Working with arrays using the Extended Reference Pattern (ERP)

Hi all,

I’m are currently implementing the extended reference pattern to increase query speed and remove lookups. I hope somebody can give me feedback regarding best practices about working w/ arrays.

My model is something like this (simplified):

user.model.ts

{
  _id: ObjectId,
  email: string,
  name: string
}

tax.model.ts

{
  _id: ObjectId,
  name: string
  rate: number
}

expense.model.ts

{
  creator: ObjectId,
  reviewer: ObjectId,
  splits: [{
    name: string,
    tax: ObjectId
  }]
}

I’m considering the following two approaches:

  1. Adding new object extendedReferences containing the extended reference data

    expense.model.ts

    {
      creator: ObjectId,
      reviewer: ObjectId,
      splits: [{
        name: string,
        tax: ObjectId
     }],
     extendedReferences: {
      users: [{
        _id: ObjectId,
        email: string,
      }],
      taxes: [{
        _id: ObjectId,
        rate: number
      }],
     }
    }
    
  2. Replacing ObjectId w/ the extended reference object (like explained in the blog post)

    expense.model.ts

    {
      creator: {
        _id: ObjectId,
        email: string
      },
      reviewer: {
        _id: ObjectId,
        email: string
      },
      splits: [{
        name: string,
        tax: {
          _id: ObjectId,
          rate: number
        }
      }]
    }
    

Example for an expense and how I want to store the data using the 1st approach:

{
  creator: 1337,
  reviewer: 1337, 
  splits: [
    {
      name: "1st Split",
      tax: 1
    },
    {
      name: "2nd Split",
      tax: 2
    },
    {
      name: "3rd Split",
      tax: 1
    },
  ],
  extendedReferences: {
    users: [
      {
        _id: 1337,
        email: "user@gmail.com"
      }
    ],
    taxes: [
      {
        _id: 1,
        rate: 10
      },
      {
        _id: 2,
        rate: 20
      }
    ]
  }
}

I’m considering storing a single extended reference separately because the same tax can be used several times in the splits. Which I hope would give me the following advantages:

  1. Smaller document size
  2. Faster writes if extended reference data has to be updated

But I’m wondering if that 2nd point is true or premature optimization.
Furthermore, the downside is application logic for making searches when accessing extended reference data and I’m assuming more complex pipelines when working w/ that data because some find and replace steps are required.

What are the recommended best practices for this use case?

Hi :wave: @Steve,

Welcome to the MongoDB Community forums :sparkles:

Yes, by including an extended reference to the data that would most frequently be looked up/JOINed, we save a step in processing.
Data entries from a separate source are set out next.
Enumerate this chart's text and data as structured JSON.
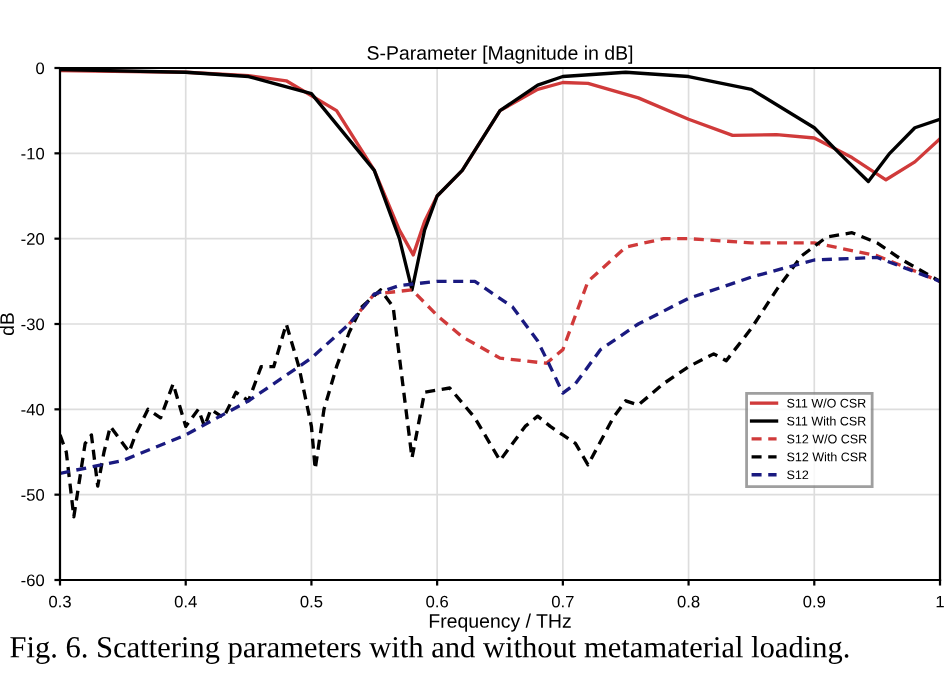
{
  "chart_data": {
    "type": "line",
    "title": "S-Parameter [Magnitude in dB]",
    "xlabel": "Frequency / THz",
    "ylabel": "dB",
    "xlim": [
      0.3,
      1.0
    ],
    "xticks": [
      0.3,
      0.4,
      0.5,
      0.6,
      0.7,
      0.8,
      0.9,
      1
    ],
    "ylim": [
      -60,
      0
    ],
    "yticks": [
      -60,
      -50,
      -40,
      -30,
      -20,
      -10,
      0
    ],
    "grid": true,
    "legend": "bottom right",
    "annotations": [
      "Fig. 6. Scattering parameters with and without metamaterial loading."
    ],
    "series": [
      {
        "name": "S11 W/O CSR",
        "color": "#d03a3a",
        "line_style": "solid",
        "x": [
          0.3,
          0.4,
          0.45,
          0.48,
          0.52,
          0.55,
          0.57,
          0.581,
          0.59,
          0.6,
          0.62,
          0.65,
          0.68,
          0.7,
          0.72,
          0.76,
          0.8,
          0.835,
          0.87,
          0.9,
          0.93,
          0.957,
          0.98,
          1.0
        ],
        "values": [
          -0.3,
          -0.5,
          -0.9,
          -1.5,
          -5,
          -12,
          -19,
          -21.9,
          -18,
          -15,
          -12,
          -5,
          -2.5,
          -1.7,
          -1.8,
          -3.5,
          -6,
          -7.9,
          -7.8,
          -8.2,
          -10.5,
          -13.1,
          -11,
          -8.3
        ]
      },
      {
        "name": "S11 With CSR",
        "color": "#000000",
        "line_style": "solid",
        "x": [
          0.3,
          0.4,
          0.45,
          0.47,
          0.5,
          0.55,
          0.57,
          0.58,
          0.59,
          0.6,
          0.62,
          0.65,
          0.68,
          0.7,
          0.75,
          0.8,
          0.85,
          0.9,
          0.92,
          0.943,
          0.96,
          0.98,
          1.0
        ],
        "values": [
          -0.2,
          -0.5,
          -1,
          -1.8,
          -3,
          -12,
          -20,
          -26,
          -19,
          -15,
          -12,
          -5,
          -2,
          -1,
          -0.5,
          -1,
          -2.5,
          -7,
          -10,
          -13.3,
          -10,
          -7,
          -6
        ]
      },
      {
        "name": "S12 W/O CSR",
        "color": "#d03a3a",
        "line_style": "dashed",
        "x": [
          0.53,
          0.55,
          0.58,
          0.6,
          0.62,
          0.65,
          0.687,
          0.7,
          0.72,
          0.75,
          0.78,
          0.8,
          0.85,
          0.9,
          0.95,
          1.0
        ],
        "values": [
          -30,
          -26.5,
          -26,
          -29,
          -31.5,
          -34,
          -34.6,
          -33,
          -25,
          -21,
          -20,
          -20,
          -20.5,
          -20.5,
          -22,
          -25
        ]
      },
      {
        "name": "S12 With CSR",
        "color": "#000000",
        "line_style": "dashed",
        "x": [
          0.3,
          0.305,
          0.311,
          0.32,
          0.325,
          0.33,
          0.335,
          0.34,
          0.35,
          0.355,
          0.36,
          0.37,
          0.38,
          0.39,
          0.4,
          0.41,
          0.415,
          0.42,
          0.43,
          0.44,
          0.45,
          0.46,
          0.47,
          0.48,
          0.49,
          0.5,
          0.503,
          0.51,
          0.52,
          0.53,
          0.54,
          0.555,
          0.565,
          0.58,
          0.59,
          0.61,
          0.63,
          0.65,
          0.67,
          0.68,
          0.69,
          0.7,
          0.71,
          0.72,
          0.74,
          0.75,
          0.76,
          0.78,
          0.8,
          0.82,
          0.83,
          0.85,
          0.87,
          0.89,
          0.91,
          0.93,
          0.95,
          0.97,
          1.0
        ],
        "values": [
          -43,
          -45,
          -52.6,
          -44,
          -43,
          -49,
          -45,
          -42,
          -44,
          -45,
          -43,
          -40,
          -41,
          -37,
          -42,
          -40,
          -42,
          -40,
          -41,
          -38,
          -39,
          -35,
          -35,
          -30,
          -35,
          -42,
          -47,
          -40,
          -35,
          -31,
          -28,
          -26,
          -28,
          -45.7,
          -38,
          -37.5,
          -41,
          -46,
          -42,
          -40.8,
          -42,
          -43,
          -44,
          -46.5,
          -41,
          -39,
          -39.5,
          -37,
          -35,
          -33.5,
          -34.3,
          -30.5,
          -26,
          -22,
          -19.8,
          -19.3,
          -20.5,
          -22.5,
          -25
        ]
      },
      {
        "name": "S12",
        "color": "#1a1a80",
        "line_style": "dashed",
        "x": [
          0.3,
          0.35,
          0.4,
          0.45,
          0.5,
          0.53,
          0.55,
          0.57,
          0.6,
          0.63,
          0.66,
          0.68,
          0.69,
          0.7,
          0.71,
          0.73,
          0.76,
          0.8,
          0.85,
          0.9,
          0.95,
          1.0
        ],
        "values": [
          -47.5,
          -46,
          -43,
          -39,
          -34,
          -30,
          -26.5,
          -25.5,
          -25,
          -25,
          -28,
          -32,
          -35,
          -38.1,
          -37,
          -33,
          -30,
          -27,
          -24.5,
          -22.5,
          -22.2,
          -25
        ]
      }
    ]
  }
}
By embedding the extended reference data directly in each document, it can simplify your queries and make it easier to access the necessary data without using $lookup.

Furthermore, to better understand your question, please share your common example query that you would be using without the extended reference pattern i.e., with the 3 initial collections user.model.ts, tax.model.ts, and expense.model.ts i.e., how would you do the queries using $lookup?

Also, it would be helpful if you could provide more context and details about your specific use case here.

Best,
Kushagra

1 Like

As I see, the number of references in expenses to users collection is limited to 2 i.e. creator and reviewer. For these 2, embedded approach is better i.e. the approach#2 of your. But for taxes, approach#1 suits more as number of splits is likely to grow and is not ‘fixed’. So overall, for your use case, a hybrid of 2 approaches seems more suited than either one of them.